Replacing the oat flour with rice flour is also a great, mild-flavored option but will change how the flour hydrates. Any other grains or legumes I add in small amounts for flavor and nutrients. This blend works really well because the oats have a similar protein structure to wheat, but without the gluten. Sadly, oat flour alone can sometimes lead to baked goods having a gummier texture, so the starchiness of the chickpeas helps round out the blend and helps create better textures.
For more options on gluten-free grains and flour blends, read all about alternative grains here.
More thoughts about fresh flour
Learning to incorporate fresh flour into your life is a journey.
When I first started milling, I gave up several times–I get how frustrating it can be. But I have no doubt that with the tips in this article and practice, you’ll get the hang of it. Truthfully, before you know it the learning curves will be in the rearview mirror.

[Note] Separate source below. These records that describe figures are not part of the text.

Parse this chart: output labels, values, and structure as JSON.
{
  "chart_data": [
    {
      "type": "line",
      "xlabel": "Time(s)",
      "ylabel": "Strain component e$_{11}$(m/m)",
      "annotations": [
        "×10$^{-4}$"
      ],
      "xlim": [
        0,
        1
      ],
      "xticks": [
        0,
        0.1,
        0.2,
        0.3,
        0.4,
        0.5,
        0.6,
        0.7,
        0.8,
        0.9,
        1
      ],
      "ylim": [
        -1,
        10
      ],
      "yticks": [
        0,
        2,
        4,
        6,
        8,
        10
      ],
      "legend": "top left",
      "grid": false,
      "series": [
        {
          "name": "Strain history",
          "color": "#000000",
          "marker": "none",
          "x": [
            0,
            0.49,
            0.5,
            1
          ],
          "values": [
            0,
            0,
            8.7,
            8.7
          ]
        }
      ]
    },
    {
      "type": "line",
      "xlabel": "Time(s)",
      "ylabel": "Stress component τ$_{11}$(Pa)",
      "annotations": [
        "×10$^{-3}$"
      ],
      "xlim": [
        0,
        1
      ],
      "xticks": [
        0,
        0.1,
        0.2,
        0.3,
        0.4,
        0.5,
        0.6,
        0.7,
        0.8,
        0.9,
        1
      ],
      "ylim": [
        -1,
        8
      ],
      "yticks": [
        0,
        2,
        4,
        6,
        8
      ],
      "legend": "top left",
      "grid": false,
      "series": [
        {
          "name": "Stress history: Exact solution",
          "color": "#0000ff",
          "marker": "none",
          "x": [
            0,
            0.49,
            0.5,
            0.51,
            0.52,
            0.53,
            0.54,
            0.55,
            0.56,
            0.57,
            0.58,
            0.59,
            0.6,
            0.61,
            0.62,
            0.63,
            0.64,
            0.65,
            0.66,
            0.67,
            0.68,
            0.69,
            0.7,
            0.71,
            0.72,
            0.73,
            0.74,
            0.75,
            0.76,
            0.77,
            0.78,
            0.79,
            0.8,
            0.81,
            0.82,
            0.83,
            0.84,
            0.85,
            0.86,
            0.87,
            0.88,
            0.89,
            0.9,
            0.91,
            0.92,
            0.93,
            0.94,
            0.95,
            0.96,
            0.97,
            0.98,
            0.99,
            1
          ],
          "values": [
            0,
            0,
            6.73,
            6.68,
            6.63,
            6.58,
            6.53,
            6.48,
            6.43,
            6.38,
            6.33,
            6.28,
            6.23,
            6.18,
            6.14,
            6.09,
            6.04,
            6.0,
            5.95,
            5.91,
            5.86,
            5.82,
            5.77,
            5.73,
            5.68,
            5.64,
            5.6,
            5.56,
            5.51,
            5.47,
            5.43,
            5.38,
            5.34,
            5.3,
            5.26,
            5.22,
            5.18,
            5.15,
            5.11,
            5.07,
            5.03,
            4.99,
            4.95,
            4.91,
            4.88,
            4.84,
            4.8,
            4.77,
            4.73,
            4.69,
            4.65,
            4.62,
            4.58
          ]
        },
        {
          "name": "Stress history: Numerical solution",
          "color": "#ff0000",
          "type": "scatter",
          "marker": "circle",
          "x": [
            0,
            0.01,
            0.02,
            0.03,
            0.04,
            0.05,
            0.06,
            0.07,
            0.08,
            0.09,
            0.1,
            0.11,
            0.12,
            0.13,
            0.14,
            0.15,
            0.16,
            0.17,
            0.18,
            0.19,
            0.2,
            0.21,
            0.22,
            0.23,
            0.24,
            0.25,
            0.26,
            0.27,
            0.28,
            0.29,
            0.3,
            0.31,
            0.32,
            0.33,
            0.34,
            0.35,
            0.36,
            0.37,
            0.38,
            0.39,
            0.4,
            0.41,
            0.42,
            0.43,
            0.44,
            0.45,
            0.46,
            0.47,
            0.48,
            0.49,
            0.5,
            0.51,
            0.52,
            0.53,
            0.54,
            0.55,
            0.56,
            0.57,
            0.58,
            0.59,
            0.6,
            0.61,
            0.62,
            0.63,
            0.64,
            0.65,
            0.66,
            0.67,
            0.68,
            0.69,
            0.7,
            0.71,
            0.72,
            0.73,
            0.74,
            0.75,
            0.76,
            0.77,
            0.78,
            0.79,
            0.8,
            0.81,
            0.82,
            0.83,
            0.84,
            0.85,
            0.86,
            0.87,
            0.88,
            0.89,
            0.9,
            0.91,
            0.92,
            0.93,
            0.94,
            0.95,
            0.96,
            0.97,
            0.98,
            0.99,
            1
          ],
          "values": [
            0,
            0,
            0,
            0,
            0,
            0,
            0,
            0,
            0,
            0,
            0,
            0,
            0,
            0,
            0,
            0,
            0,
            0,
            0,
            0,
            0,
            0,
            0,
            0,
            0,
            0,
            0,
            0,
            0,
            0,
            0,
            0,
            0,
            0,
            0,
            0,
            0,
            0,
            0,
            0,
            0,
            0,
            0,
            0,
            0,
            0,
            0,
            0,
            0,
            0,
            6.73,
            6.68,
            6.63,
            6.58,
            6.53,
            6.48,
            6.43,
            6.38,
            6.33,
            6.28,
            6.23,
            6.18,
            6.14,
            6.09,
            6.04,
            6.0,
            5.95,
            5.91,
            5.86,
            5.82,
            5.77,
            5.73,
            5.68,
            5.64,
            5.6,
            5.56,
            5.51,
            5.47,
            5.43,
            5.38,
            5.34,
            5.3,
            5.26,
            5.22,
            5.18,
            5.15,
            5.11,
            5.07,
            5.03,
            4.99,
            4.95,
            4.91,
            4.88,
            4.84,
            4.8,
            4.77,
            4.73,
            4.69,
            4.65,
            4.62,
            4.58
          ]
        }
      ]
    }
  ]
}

Make sure to follow along on Instagram for more fresh flour tips and tricks. Also tag me (@souly.rested) in your fresh flour wins!







Another tool in my tool belt.
I am new to fresh milled flour, I am definitely going to be trying this blend. Thank you and God bless 🙏
Amazing
Never thought to use chickpea flour in gluten free combinations. Great idea!
I’ve mostly made bread with fresh flour since I’ve started milling my own. I’ve had a lot of success with most of the tips you gave – eggs, gluten, fat; but I’ve also found that letting the dough rest and absorb for a while with all the liquids before adding yeast and salt helps a lot too! Glad to get some tips on other baked goods!